L.A. County auditors find widespread fraud

Los Angeles County auditors substantiated 101 instances of fraud during the last six months of 2009, uncovering cases large and small in which taxpayers were cheated, according to a report released Wednesday.

County audit: An article in Thursday’s LATExtra section said that a county audit had identified Los Angeles County Fire Department Chief Helen Jo as having received a written reprimand for mishandling a personnel case. She was not the person reprimanded. The case involved the department’s hiring of the future son-in-law of a high-ranking county employee. The audit, which was released Wednesday, did not name Jo. It stated that a “fire manager” had received a reprimand. —

The county’s fraud hotline typically receives about 500 tips every six months. The latest report was unusual because it found misconduct that touched the highest levels of the Fire Department and the office of the county’s chief executive, as well as hundreds of thousands of dollars in fraud.

Fraud hotline auditors said that since July 2009, they found more than 360 tips either to be unsubstantiated or otherwise resolved. As of the end of 2009, more than 630 cases remained open.

The violations reported to the county’s fraud hotline include improprieties related to overtime, supplies and other misconduct. In several cases, county employees were found to have viewed Internet pornography on work computers, which is not allowed.

Among the most serious findings:

• A Department of Public Social Services employee obtained the personal and confidential information of 82 welfare participants and used the information to file fraudulent income tax returns for refunds totaling at least $100,000. The employee, Trang Dinh, was fired after the alleged conduct came to light, auditors said.

“He got this information during home visits and from the department’s computer system,” said Guy Zelenski, chief investigator for the auditor-controller. “He told us he was trying to pay off gambling debts.”

The 82 welfare recipients whose confidential information was breached have been informed by the IRS, and Zelenski said investigators are reviewing additional cases before filing charges against Dinh.

• The county paid hundreds of thousands of dollars to a janitorial services contractor, Grace Building Maintenance Co., for services never performed.
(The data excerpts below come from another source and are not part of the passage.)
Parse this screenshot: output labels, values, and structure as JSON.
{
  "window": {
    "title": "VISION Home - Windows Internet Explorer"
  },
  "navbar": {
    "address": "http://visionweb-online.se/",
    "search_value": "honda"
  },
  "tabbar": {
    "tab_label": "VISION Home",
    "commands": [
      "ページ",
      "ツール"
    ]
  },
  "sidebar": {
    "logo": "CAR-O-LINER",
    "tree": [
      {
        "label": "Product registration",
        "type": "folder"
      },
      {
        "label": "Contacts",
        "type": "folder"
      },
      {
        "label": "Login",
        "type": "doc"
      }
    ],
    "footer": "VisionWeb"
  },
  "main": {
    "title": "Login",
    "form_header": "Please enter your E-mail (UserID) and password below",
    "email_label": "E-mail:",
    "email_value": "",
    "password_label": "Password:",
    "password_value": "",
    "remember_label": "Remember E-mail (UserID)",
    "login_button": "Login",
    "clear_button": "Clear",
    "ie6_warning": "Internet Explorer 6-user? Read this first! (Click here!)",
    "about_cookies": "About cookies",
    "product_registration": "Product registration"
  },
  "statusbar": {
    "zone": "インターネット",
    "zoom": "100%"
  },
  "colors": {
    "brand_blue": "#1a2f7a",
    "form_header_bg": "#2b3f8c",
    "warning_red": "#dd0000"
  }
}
The contracts with the Beaches and Harbors and Public Library departments were canceled, and owner Beong Jeong was convicted of a felony and ordered to surrender all rights to his personal residence to the county and pay restitution of $842,000.

• Three senior Fire Department managers played golf during county work hours but claimed a full day on their timecards, according to investigators. One of the employees also recorded overtime for that day, the report said. Two of the employees were not disciplined because at the time, Fire Department rules allowed them to report they had worked full shifts if they worked at least one hour, a practice that has since been changed.

Fire Chief Michael Freeman said all employees involved had worked extra hours on other days, and he disputed the auditors’ findings, particularly that one of the managers had been disciplined by his department. “There was no disciplinary action on any managers because there was no wrongdoing,” Freeman said.

After speaking with Freeman, the auditor-controller’s office said it had incorrectly reported that one of the managers received a letter of reprimand.

The audit also reported for the first time that Fire Department Deputy Chief Helen Jo had received a letter of reprimand as a result of her involvement in the hiring of the future son-in-law of a high-ranking county executive. The employee, Ed’ward Rhone, got a salary and employee benefits that were too high for his position.

The report also found that Sharon Harper, then the county’s second highest-ranking employee, gave her daughter’s then-fiance preferential treatment.

According to the audit, Rhone has since been transferred to a more demanding job in order to justify the salary, and Harper, who had been demoted, has retired.

The circumstances surrounding Rhone’s hiring and the involvement of Harper on his behalf were first reported by The Times in November.

Wednesday’s report did not name the individuals involved in the substantiated misconduct cases, but The Times was able to confirm many of their identities through interviews and county documents.